Dengan adanya jalan tol, jarak tersebut ditempuh sekitar satu jam dari ibu
kota negara. Meski begitu, Banten seperti gagap memanfaatkan kedekatannya
dengan Jakarta. Provinsi seluas 8.651 kilometer persegi dengan 11.524.500 penduduk
(kepadatan 1.300 orang per kilometer persegi) tersebut belum bergerak
sedinamis provinsi lain di Jawa.
Berkendara
dari Rangkasbitung, ibu kota Kabupaten Lebak, ke Desa Nayagati, Kecamatan
Leuwidamar, sejarak kira-kira 60 kilometer di selatan Rangkas melalui Petir,
amat jarang berpapasan dengan kendaraan roda empat dan kendaraan umum.

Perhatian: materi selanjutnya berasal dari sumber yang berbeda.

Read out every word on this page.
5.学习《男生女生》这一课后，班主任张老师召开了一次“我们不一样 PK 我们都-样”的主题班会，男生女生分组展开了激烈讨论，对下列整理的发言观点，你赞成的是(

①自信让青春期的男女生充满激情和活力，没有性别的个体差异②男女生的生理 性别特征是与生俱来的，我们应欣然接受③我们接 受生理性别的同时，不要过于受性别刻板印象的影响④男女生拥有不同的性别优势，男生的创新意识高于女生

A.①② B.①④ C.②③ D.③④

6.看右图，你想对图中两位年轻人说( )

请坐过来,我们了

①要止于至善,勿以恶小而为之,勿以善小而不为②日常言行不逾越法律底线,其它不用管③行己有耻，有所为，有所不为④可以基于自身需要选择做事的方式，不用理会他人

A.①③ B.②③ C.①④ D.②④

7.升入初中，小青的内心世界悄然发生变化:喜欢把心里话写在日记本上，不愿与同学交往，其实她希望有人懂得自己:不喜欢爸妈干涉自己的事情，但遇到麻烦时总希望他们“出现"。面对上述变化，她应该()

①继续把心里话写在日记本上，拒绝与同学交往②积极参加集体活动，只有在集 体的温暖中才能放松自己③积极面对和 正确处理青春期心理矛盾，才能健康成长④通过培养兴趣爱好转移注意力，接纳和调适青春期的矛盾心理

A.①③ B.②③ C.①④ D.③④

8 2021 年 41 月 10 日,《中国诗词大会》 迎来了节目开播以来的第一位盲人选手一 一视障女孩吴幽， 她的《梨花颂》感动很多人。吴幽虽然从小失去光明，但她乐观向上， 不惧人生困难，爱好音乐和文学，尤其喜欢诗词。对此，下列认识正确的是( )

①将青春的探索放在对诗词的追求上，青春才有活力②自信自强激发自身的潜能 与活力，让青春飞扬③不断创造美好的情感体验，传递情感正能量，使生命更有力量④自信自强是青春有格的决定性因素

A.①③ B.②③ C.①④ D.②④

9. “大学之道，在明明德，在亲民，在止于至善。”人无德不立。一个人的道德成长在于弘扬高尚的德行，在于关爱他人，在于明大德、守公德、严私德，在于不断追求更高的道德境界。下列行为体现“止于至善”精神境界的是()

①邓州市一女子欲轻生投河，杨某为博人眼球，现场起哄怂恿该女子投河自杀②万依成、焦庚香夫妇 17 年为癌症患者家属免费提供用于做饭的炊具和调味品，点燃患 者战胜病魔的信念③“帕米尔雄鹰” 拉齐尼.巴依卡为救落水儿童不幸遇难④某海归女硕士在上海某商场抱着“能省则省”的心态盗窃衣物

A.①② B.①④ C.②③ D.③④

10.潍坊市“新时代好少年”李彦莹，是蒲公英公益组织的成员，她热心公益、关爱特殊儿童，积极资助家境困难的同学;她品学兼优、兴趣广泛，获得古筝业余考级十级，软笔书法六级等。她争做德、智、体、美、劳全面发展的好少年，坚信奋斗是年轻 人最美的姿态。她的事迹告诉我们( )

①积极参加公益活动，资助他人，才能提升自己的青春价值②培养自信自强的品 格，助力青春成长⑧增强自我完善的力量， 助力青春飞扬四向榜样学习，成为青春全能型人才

Jalanan sebagian besar rusak meski masih dapat dilalui.
Lahan
berbukit didominasi tanaman kebun kurang terurus berbaur dengan tanaman
hutan. Bupati Lebak Hj Iti Octavia Jayabaya menyebut Lebak, yang luasnya
sepertiga Banten dengan kepadatan 405 jiwa/kilometer persegi, surplus padi
sebanyak 5 persen. Sebagian besar lahan sawah mengandalkan hujan dan gersang
pada musim kemarau kering saat ini. Iti ingin kabupatennya dimekarkan karena
terlalu luas, membentang ke selatan hingga tepi Samudra Hindia.
Ketimpangan
kemakmuran terjadi antara bagian utara dan selatan provinsi tersebut. Sebaran
kawasan industri berada di bagian utara dan barat, sementara bagian selatan
masih menunggu pengembangan.
Indeks
Pembangunan Manusia Banten sejak tahun 2009 selalu berada di bawah rata-rata
nasional. Pada tahun 2013 bahkan pautan melebar: IPM nasional 73,81 dan
Banten 71,9.
Padahal,
Banten daerah kaya. Wilayah ini memiliki sejumlah kawasan ekonomi strategis,
seperti Bandar Udara Internasional Soekarno-Hatta, kawasan Selat Sunda,
kawasan ekonomi khusus Tanjung Lesung, kawasan industri Cilegon, kawasan
wisata berbasis lingkungan Ujung Kulon, Gunung Krakatau dan Gunung Halimun,
hingga lahan produksi pangan. Juga Kota Tangerang yang menjadi bagian
megapolitan Jabodetabek.
Orang
dari luar Banten melihat provinsi tersebut sebagai daerah lambat berkembang.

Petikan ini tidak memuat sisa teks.